修了生+卒業生>小田康博



卒業研究(作品) 森の学校/独立と連続を主題とした建築の設計

設計趣旨
 私たちはウォークマンや携帯電話などを用いて公共的な空間に私的な環境を自ら容易に確保できるようになったが、これは他者との関係を築きにくいものにしてしまったとも言える。一般的な内部空間が、快適性・安定性を求めるがゆえに変化に乏しいこともその要因になっているだろう。しかし人は他者と積極的に関与していくことで、成長していくものではないだろうか?

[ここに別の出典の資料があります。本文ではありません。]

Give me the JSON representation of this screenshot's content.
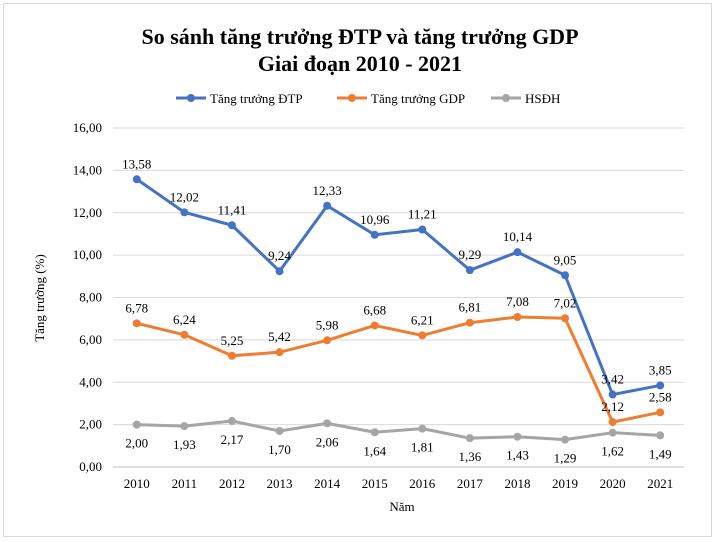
{
  "chart_data": {
    "type": "line",
    "title": "So sánh tăng trưởng ĐTP và tăng trưởng GDP",
    "subtitle": "Giai đoạn 2010 - 2021",
    "xlabel": "Năm",
    "ylabel": "Tăng trưởng (%)",
    "ylim": [
      0,
      16
    ],
    "yticks": [
      "0,00",
      "2,00",
      "4,00",
      "6,00",
      "8,00",
      "10,00",
      "12,00",
      "14,00",
      "16,00"
    ],
    "grid": true,
    "legend": "top",
    "categories": [
      "2010",
      "2011",
      "2012",
      "2013",
      "2014",
      "2015",
      "2016",
      "2017",
      "2018",
      "2019",
      "2020",
      "2021"
    ],
    "series": [
      {
        "name": "Tăng trưởng ĐTP",
        "color": "#4472c4",
        "values": [
          13.58,
          12.02,
          11.41,
          9.24,
          12.33,
          10.96,
          11.21,
          9.29,
          10.14,
          9.05,
          3.42,
          3.85
        ],
        "labels": [
          "13,58",
          "12,02",
          "11,41",
          "9,24",
          "12,33",
          "10,96",
          "11,21",
          "9,29",
          "10,14",
          "9,05",
          "3,42",
          "3,85"
        ]
      },
      {
        "name": "Tăng trưởng GDP",
        "color": "#ed7d31",
        "values": [
          6.78,
          6.24,
          5.25,
          5.42,
          5.98,
          6.68,
          6.21,
          6.81,
          7.08,
          7.02,
          2.12,
          2.58
        ],
        "labels": [
          "6,78",
          "6,24",
          "5,25",
          "5,42",
          "5,98",
          "6,68",
          "6,21",
          "6,81",
          "7,08",
          "7,02",
          "2,12",
          "2,58"
        ]
      },
      {
        "name": "HSĐH",
        "color": "#a5a5a5",
        "values": [
          2.0,
          1.93,
          2.17,
          1.7,
          2.06,
          1.64,
          1.81,
          1.36,
          1.43,
          1.29,
          1.62,
          1.49
        ],
        "labels": [
          "2,00",
          "1,93",
          "2,17",
          "1,70",
          "2,06",
          "1,64",
          "1,81",
          "1,36",
          "1,43",
          "1,29",
          "1,62",
          "1,49"
        ]
      }
    ]
  }
}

 一方で公園は現代社会においても人々に共有され、コミュニケーションが育まれる場として機能している。主婦が公園デビューし、ご近所づきあいすることがそれである。公園のような空間をつくる、これが本計画の目的であった。
 一般的な公園には、樹木がある。公園に生えている樹木は、水平空間の中の垂直な要素であり、時にシンボルとして、また単純に影をつくることによる憩いの場として、人々が集まる要素となっている。私はこの樹木を建築物内部に取り入れることによって、内部空間に変化と公園のような自由さを与え、様々な人の行動・関係を誘発する空間を提案することができないかと考えた。
 森の中に、不完全な小さな部屋の集合体を配置する。各部屋をつなぐものは、樹木が貫通した内部とも外部とも呼べない空間。やわらかな光が梁を通して降り注ぎ、心地よい風が通り抜ける。この建築において内部は内部で完結せず、外部に自由に広がっていく。